Of course, the irony is that this is what sets the Christian church apart. We are an Easter church. The Christian Sabbath is Sunday because that was the day of the resurrection. Even in Lent, as we are reflecting on the journey to the cross and the crucifixion, Sundays are not considered a part of the forty days of Lent because every Sunday is a mini-resurrection.

In this Easter season, reflect upon Easter services you have attended. What set them apart? In many of our churches, children, youth, and adults are in worship together. The music is joyful and celebrative and there is lots of it. The worship space is filled with flowers and other visuals to make it colorful and alive. Often there are special components such as skits, movie clips, and multi-sensory experiences to help people experience the power of the resurrection.

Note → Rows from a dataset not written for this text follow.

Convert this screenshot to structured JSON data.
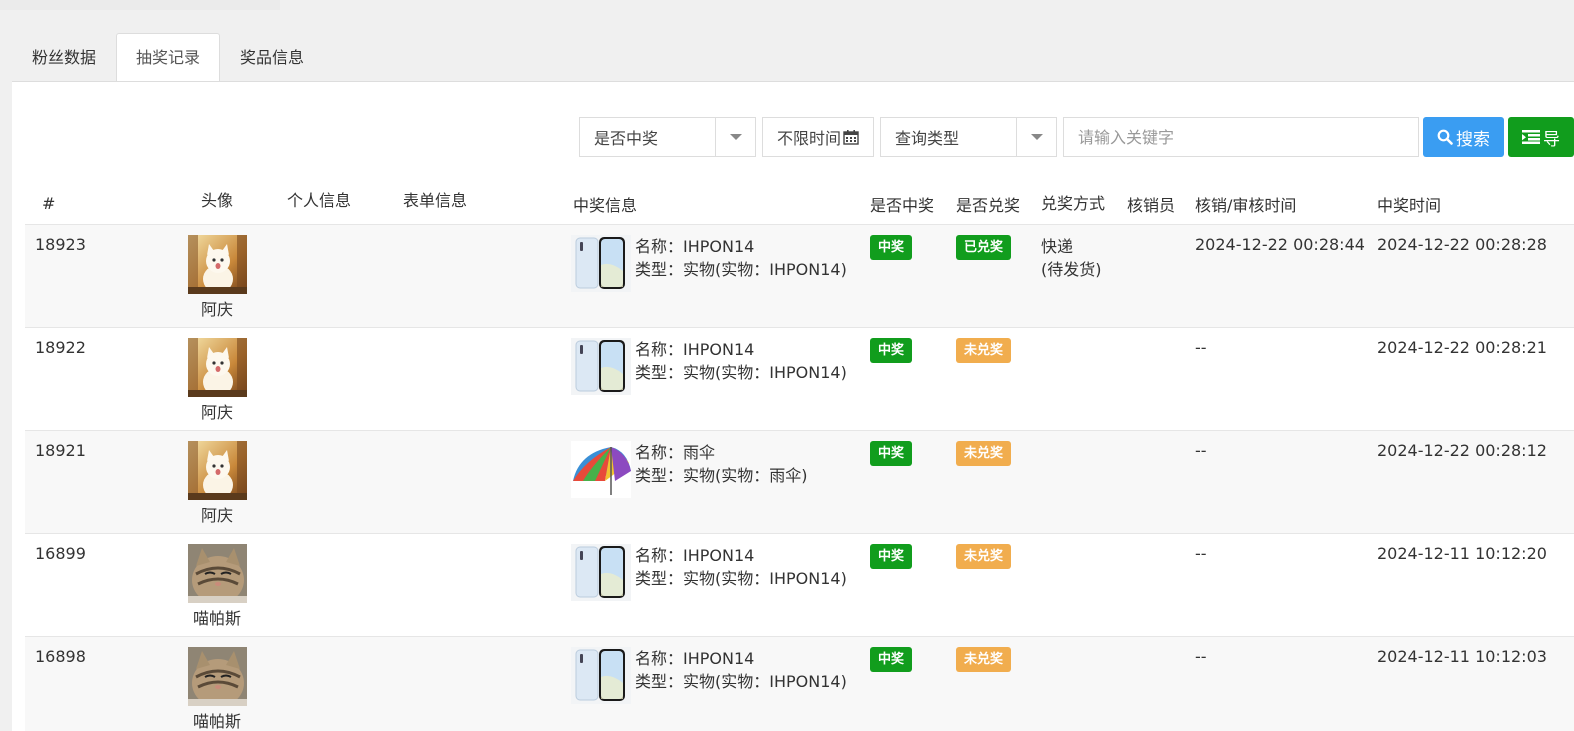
{
  "tabs": [
    "粉丝数据",
    "抽奖记录",
    "奖品信息"
  ],
  "filters": {
    "win_select": "是否中奖",
    "date": "不限时间",
    "query_type": "查询类型",
    "keyword_placeholder": "请输入关键字",
    "search_label": "搜索",
    "export_label": "导"
  },
  "columns": [
    "#",
    "头像",
    "个人信息",
    "表单信息",
    "中奖信息",
    "是否中奖",
    "是否兑奖",
    "兑奖方式",
    "核销员",
    "核销/审核时间",
    "中奖时间"
  ],
  "rows": [
    {
      "id": "18923",
      "nickname": "阿庆",
      "avatar": "golden-cat",
      "prize_img": "phone",
      "prize_name": "名称：IHPON14",
      "prize_type": "类型：实物(实物：IHPON14)",
      "win": "中奖",
      "redeem": "已兑奖",
      "redeem_status": "done",
      "method": "快递",
      "method_sub": "(待发货)",
      "verifier": "",
      "verify_time": "2024-12-22 00:28:44",
      "win_time": "2024-12-22 00:28:28"
    },
    {
      "id": "18922",
      "nickname": "阿庆",
      "avatar": "golden-cat",
      "prize_img": "phone",
      "prize_name": "名称：IHPON14",
      "prize_type": "类型：实物(实物：IHPON14)",
      "win": "中奖",
      "redeem": "未兑奖",
      "redeem_status": "pending",
      "method": "",
      "method_sub": "",
      "verifier": "",
      "verify_time": "--",
      "win_time": "2024-12-22 00:28:21"
    },
    {
      "id": "18921",
      "nickname": "阿庆",
      "avatar": "golden-cat",
      "prize_img": "umbrella",
      "prize_name": "名称：雨伞",
      "prize_type": "类型：实物(实物：雨伞)",
      "win": "中奖",
      "redeem": "未兑奖",
      "redeem_status": "pending",
      "method": "",
      "method_sub": "",
      "verifier": "",
      "verify_time": "--",
      "win_time": "2024-12-22 00:28:12"
    },
    {
      "id": "16899",
      "nickname": "喵帕斯",
      "avatar": "tabby-cat",
      "prize_img": "phone",
      "prize_name": "名称：IHPON14",
      "prize_type": "类型：实物(实物：IHPON14)",
      "win": "中奖",
      "redeem": "未兑奖",
      "redeem_status": "pending",
      "method": "",
      "method_sub": "",
      "verifier": "",
      "verify_time": "--",
      "win_time": "2024-12-11 10:12:20"
    },
    {
      "id": "16898",
      "nickname": "喵帕斯",
      "avatar": "tabby-cat",
      "prize_img": "phone",
      "prize_name": "名称：IHPON14",
      "prize_type": "类型：实物(实物：IHPON14)",
      "win": "中奖",
      "redeem": "未兑奖",
      "redeem_status": "pending",
      "method": "",
      "method_sub": "",
      "verifier": "",
      "verify_time": "--",
      "win_time": "2024-12-11 10:12:03"
    }
  ],
  "colors": {
    "green": "#119d1d",
    "orange": "#f1ad4e",
    "blue": "#3a9df2"
  }
}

Easter worship shouts that something significant happened and it has changed everything. Those who plan that worship hope that everyone present will feel and know that so they can have the promise of new life.

Celebrate the resurrection year-round

What if every week we were as intentional and creative about worship as we are on Easter? What if we asked ourselves how we can embody the resurrection in our congregational life in all that we do?

If we truly believe that Jesus Christ is risen, then the body of Christ should be a community where people experience God as alive and well and present in our midst. And what if we believed and acted like an Easter church 52 weeks a year? Yes, that requires energy and resources. But it might just be what people are looking for in a church: that we believe our own story enough that we act like it is true!

I believe the world needs the hope of a God who can heal, make whole—and yes, bring life out of death and new beginnings out of dead ends. When we go back to “business as usual,” we send the message that Easter is only a day and not a way of life; not a real possibility for life after all. What would it take for us to be the Easter church that the world needs?